Opinion

What Being a ‘Jewish NGO’ Really Means

300-liter water tanks with water filters.

By Benjamin Laniado

Most NGOs operate under a scarcity paradigm: the rent, the wages, and the operating costs are always getting in the way of the cause. Even when we do make ends meet, we are so in love with our idealistic poverty that we fail to notice the wealth of potential resources at hand.

CADENA, the Jewish humanitarian agency which I helped found, has impacted the lives of more than 800,000 people. But you wouldn’t know it, from visiting our offices: we work in a donated school space and have no more than ten professionals working full time. Yes, we have a warehouse stocked with humanitarian essentials, but we don’t own any transportation infrastructure, not even a car.

And yet, we’ve reached the most remote corners of the globe in record time; helping thousands of people in Indonesia, Nepal, Kenya, Siria, India, and many more countries make their way out of a disaster condition.

How have we done this? By taking advantage of our most valuable resource, the Jewish Diaspora.

For centuries, stateless Jews survived by establishing a network of global connections, a series of nodes through which information flowed. This was a survival mechanism, essential when making decisions to fight or to flee. Luckily this network still exists and can be used for good.

Let me give you one example. After Hurricane Irma struck Puerto Rico, we contacted the Jewish community of the island. Instead of deploying our own staff, which was almost impossible, they became our eyes on the ground, telling us what was needed and where.

After we secured the basic needs through donations, we had to solve the question of how to get help to those that needed it. Puerto Rico is an island, and we don’t own transportation infrastructure that would allow us to get there. Once again, we contacted the local Jewish community, this time, of Cancún – a nearby port. And, within a few days, someone had lent us his yacht and navigation staff. In a couple of hours, we had expanded both our “staff” and our “fleet.” Most importantly: we had achieved our goal.
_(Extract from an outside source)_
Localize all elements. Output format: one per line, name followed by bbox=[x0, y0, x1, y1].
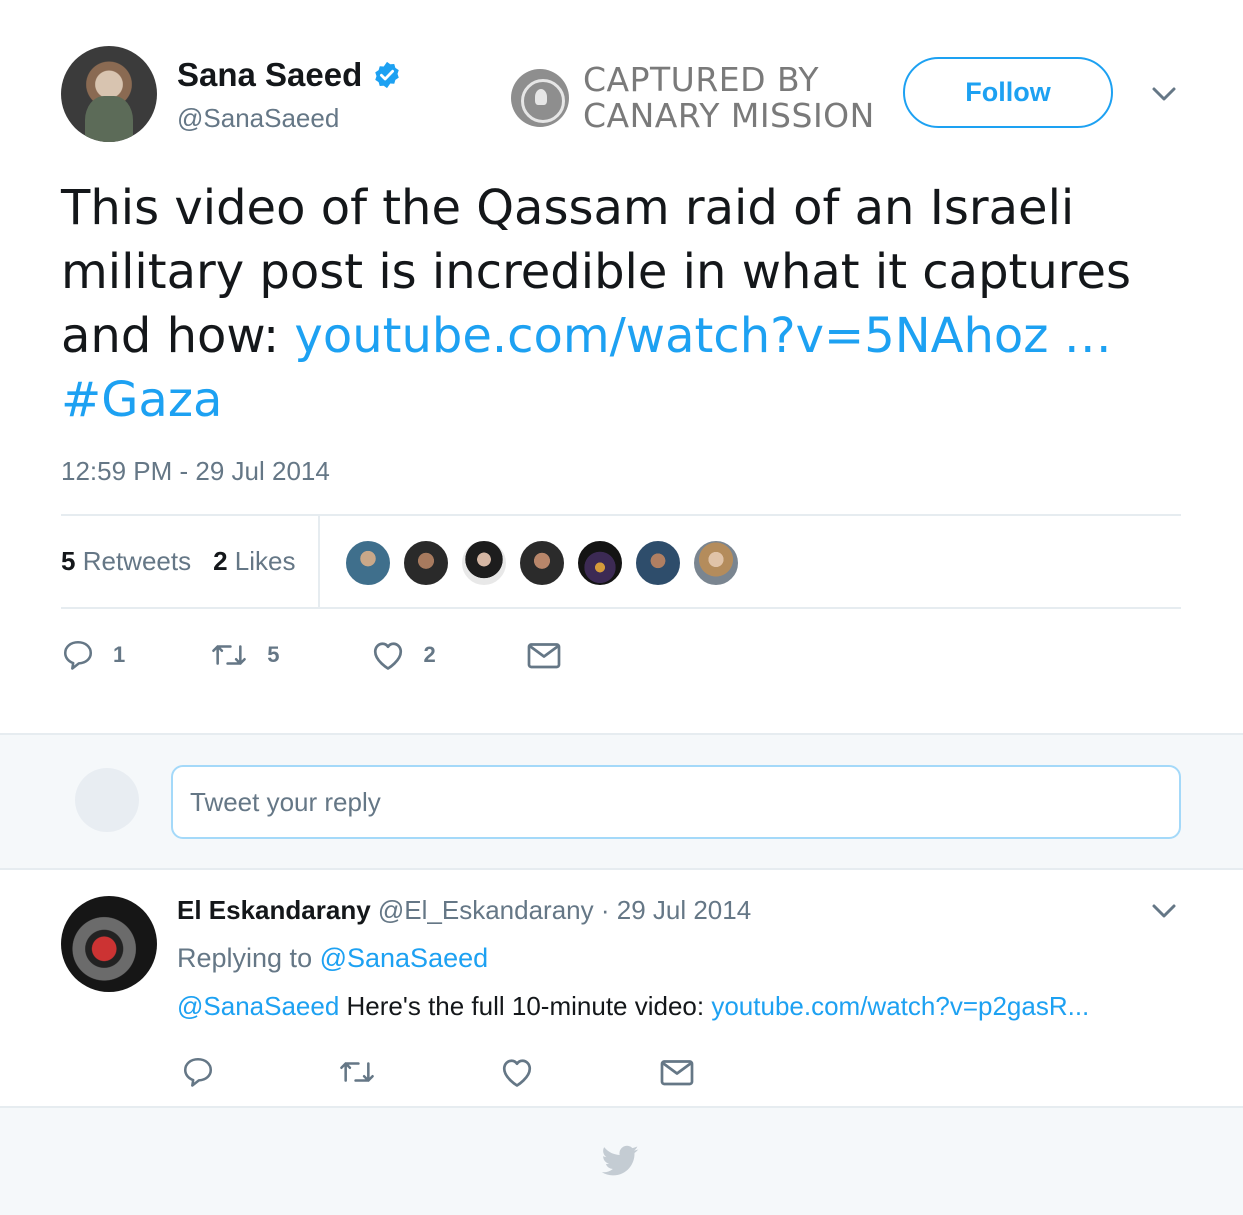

Another case in point is our mission to India. Last year, the southern Kerala district sustained the worst flooding in centuries. We wanted to help, but we had never done a mission in southern India before.

Luckily, one of us knew someone in the small, centuries-old Jewish community of Cochín, Kerala’s capital. It was through this community that we were able to establish an alliance with Aarogya Charitable Foundation, which helped us buy and transport the water containers needed to help 40,000 individuals. Once again, our virtual resources had expanded, and we achieved the goal at hand.

Our success as a humanitarian NGO has derived from this nimble form of alliance-building, which allows us to broaden the scope of what’s possible, beyond what we “own” or “rent.” We operate with the knowledge of having an extensive and disseminated network of potential warehouses, transportation infrastructures, government, and humanitarian contacts that help us get to our goal. In this sense, we are a lean start-up: able to mobilize resources we didn’t even know we had.

This is mostly the case in urgent situations in which people feel immediately compelled to act. The challenge is to articulate a long-term view that allows you to communicate with local gate-keepers and keep them engaged.

In this aspect, storytelling is vital, and we have built a story that fits with a Jewish sense of purpose: our belief in Tikkun Olam, or “repairing the world.” It is this concept which has resonated across borders and helped us keep in contact with those far away.

So the next time someone talks of the poor NGO struggling to make ends meets, I would suggest we take a step back and reflect on the potential resources we have at hand. In today’s globalized world, the sense of community is equally globalized.

Connecting across borders is easy: what’s hard is articulating an identity, as an NGO, that allows us to get to those people who are far away and are eager to help our cause.

Benjamin Laniado is Secretary-General at CADENA Foundation, a Mexico-City-based Jewish NGO providing humanitarian aid to people affected by natural disasters, wars, and all sorts of catastrophes.